Memoirs of an Imaginary Friend by Matthew Dicks eluded me at Book Expo this year so I've very glad to have gotten a review copy. Albert of Adelaide by Howard Anderson has a platypus for a protagonist. Nuff' said. Other Worlds Than These is edited by John Joseph Adams who has never disappointed me with his anthology selections. Spin the Sky is Katy Stauber sophomore effort, which I hope to dip into soon. I received two copies of The Thackery T. Lambshead Cabinet of Curiosities edited by Ann & Jeff VanderMeer so expect a giveaway at some point. Containing original stories by Ted Chiang, Garth Nix, and Alan Moore this is something I'm already thumbing through. The Hollow City by Dan Wells is his latest Thriller and this time instead of a serial killer it stars an insane man whose delusions might be realer than he imagined. Assignment in Eternity by Robert A. Heinlein is a reissue of some of the master's older works and given they're new to me I may just dip in, but I have been meaning to read The Moon is a Harsh Mistress so we'll see which wins out. The Monster Hunters is an omnibus of the first 3 books in the series of the same name by Larry Correia, which I've heard is a very good pop corn read. Elfhome by Wen Spencer is the second Tinker book.
Next bunch are my purchases with the first three bought in used shops on a trip to Philly. The first The Forerunner Foray by Andre Norton I scooped up since I LOVED Forerunner. The Gunseller by Hugh Laurie is one I keep meaning to pick-up so I finally did. The Family Fang by Kevin Wilson is one my wife and I have both wanted to get after hear very good things when it first came out. THe next two are UK releases I ordered. The first Dark Eden by Chris Beckett sounds all kinds of screwed up.

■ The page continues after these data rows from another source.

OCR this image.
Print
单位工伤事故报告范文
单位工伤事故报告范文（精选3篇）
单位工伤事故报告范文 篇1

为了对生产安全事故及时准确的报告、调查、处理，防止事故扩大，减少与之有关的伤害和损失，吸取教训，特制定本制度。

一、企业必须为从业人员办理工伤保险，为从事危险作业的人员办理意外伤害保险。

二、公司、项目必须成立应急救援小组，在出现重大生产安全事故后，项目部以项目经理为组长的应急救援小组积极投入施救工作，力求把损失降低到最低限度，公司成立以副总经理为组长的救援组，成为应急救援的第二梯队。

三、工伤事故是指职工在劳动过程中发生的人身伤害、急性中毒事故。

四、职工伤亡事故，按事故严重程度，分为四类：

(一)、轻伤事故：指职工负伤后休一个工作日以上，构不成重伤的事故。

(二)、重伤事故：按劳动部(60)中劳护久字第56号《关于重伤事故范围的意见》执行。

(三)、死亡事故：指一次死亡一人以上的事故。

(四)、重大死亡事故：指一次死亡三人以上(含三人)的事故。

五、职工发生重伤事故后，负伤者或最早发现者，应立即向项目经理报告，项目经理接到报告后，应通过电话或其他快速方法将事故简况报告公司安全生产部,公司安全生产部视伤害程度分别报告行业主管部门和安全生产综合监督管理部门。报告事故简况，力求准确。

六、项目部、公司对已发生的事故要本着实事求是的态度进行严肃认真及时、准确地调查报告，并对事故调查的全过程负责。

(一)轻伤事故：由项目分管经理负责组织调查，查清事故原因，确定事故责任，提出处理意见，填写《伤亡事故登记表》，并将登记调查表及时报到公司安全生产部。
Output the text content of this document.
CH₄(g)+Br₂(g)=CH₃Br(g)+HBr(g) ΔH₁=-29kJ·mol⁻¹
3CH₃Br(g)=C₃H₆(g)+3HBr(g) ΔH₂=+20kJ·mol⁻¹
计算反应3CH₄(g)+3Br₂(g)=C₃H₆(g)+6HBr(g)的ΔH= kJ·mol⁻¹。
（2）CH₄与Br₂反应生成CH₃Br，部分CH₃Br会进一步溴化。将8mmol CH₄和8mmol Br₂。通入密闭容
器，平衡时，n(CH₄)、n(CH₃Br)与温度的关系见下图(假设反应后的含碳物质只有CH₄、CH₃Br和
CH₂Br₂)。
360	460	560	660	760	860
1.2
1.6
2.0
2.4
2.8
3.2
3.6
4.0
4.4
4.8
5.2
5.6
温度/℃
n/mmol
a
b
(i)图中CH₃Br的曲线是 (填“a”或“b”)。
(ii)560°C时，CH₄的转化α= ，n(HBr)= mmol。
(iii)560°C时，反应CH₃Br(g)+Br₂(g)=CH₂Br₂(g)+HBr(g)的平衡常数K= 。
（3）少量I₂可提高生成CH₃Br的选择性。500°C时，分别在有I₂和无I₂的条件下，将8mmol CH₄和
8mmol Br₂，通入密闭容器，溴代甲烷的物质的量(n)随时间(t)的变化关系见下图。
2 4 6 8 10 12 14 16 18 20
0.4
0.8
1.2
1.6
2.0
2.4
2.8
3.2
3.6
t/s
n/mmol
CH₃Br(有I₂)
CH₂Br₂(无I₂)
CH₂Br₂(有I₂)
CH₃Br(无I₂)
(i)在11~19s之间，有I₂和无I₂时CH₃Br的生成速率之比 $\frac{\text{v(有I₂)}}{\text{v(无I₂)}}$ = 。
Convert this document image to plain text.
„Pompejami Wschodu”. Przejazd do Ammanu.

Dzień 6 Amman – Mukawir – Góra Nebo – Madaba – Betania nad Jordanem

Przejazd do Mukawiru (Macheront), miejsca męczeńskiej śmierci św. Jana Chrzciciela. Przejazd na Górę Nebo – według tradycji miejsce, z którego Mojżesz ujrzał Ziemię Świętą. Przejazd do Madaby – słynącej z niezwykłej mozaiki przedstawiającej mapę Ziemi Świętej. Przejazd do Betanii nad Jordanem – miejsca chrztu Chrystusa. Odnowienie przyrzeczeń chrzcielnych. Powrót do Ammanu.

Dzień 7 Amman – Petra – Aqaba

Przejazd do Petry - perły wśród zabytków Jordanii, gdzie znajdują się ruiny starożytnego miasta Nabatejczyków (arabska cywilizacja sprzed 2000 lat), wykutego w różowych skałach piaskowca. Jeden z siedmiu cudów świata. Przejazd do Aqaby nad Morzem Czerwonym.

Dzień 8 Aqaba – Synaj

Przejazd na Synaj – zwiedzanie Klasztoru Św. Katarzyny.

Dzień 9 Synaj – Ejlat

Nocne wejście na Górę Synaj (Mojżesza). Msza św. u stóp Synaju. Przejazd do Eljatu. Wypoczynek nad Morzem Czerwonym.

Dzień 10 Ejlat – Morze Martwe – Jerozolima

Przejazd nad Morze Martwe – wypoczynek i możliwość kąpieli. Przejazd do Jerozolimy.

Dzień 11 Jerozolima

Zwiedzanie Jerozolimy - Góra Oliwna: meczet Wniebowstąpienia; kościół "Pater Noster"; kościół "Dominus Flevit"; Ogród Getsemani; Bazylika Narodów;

You live in Eden. You are a member of the Family, one of 532 descendants of Angela and Tommy. You shelter beneath the light and warmth of the Forest's lantern trees, hunting woollybuck and harvesting tree candy. Beyond the forest lie the treeless mountains of the Snowy Dark and a cold so bitter and a night so profound that no man has ever crossed it. The Oldest among you recount legends of a world where light came from the sky, where men and women made boats that could cross between worlds. One day, the Oldest say, they will come back for you. You live in Eden. You are a member of the Family, one of 532 descendants of two marooned explorers. You huddle, slowly starving, beneath the light and warmth of geothermal trees, confined to one barely habitable valley of a startlingly alien, sunless world. After 163 years and six generations of incestuous inbreeding, the Family is riddled with deformity and feeblemindedness. Your culture is a infantile stew of half-remembered fact and devolved ritual that stifles innovation and punishes independent thought. You are John Redlantern. You will break the laws of Eden, shatter the Family and change history. You will be the first to abandon hope, the first to abandon the old ways, the first to kill another, the first to venture in to the Dark, and the first to discover the truth about Eden.The Broken Isles by Mark Charan Newton finishes of the Legends of the Red Sun series. I quite enjoyed City of Ruin and Nights of Villjamur so I'm eager to see how all the threads are finally connected. It will probably be my next read. I went a bit mad on comics recently. I'm still keeping up with Eric Powell's The Goon, as all of you should be with volume 11 The Deformed of Body and Devious of Mind, which explores a backwater circus and sees the Goon laying into sparkly vampires. I also picked up the first volume of Incorruptable by Mark Waid, which runs concurrently with Irredeemable that I've also been devouring. Chris Roberson's Elric: The Balance Lost volume 2 snuck up an me. It is great seeing all of Moorcock's big guns coming together. Last, is Mike Norton's Battlepug. How could I resist a Sword & Sorcery story where the hero rides around on a gigantic pug? You can check out the webcomic here.
And because I'm behind in posting here are even more review copes with many sequels. Be My Enemy is Ian McDonald's second Enverness novel after Planesrunner. King of Thorns by Mark Lawrence is his sophmore novel. I had mixed feelings about Prince of Thorns, but I was left with enough questions that I want answers to to check this one out. I've heard more than one review who called Thieftaker by D.B. Jackson a revolutionary war era Dresden Files. *Ears piqued* Next are a few books from 47North, which is Amazon's Sci-Fi/Fantasy imprint. The Prankster by James Polster seems like it will be a fun time travel novella and I've been itching for a new time travel story. Next is The Mongoliad: Book 2 from Stephenson, Bear, Teppo, and company. The last in the bunch is the Sci-Fi novel Containment by Christian Cantrell.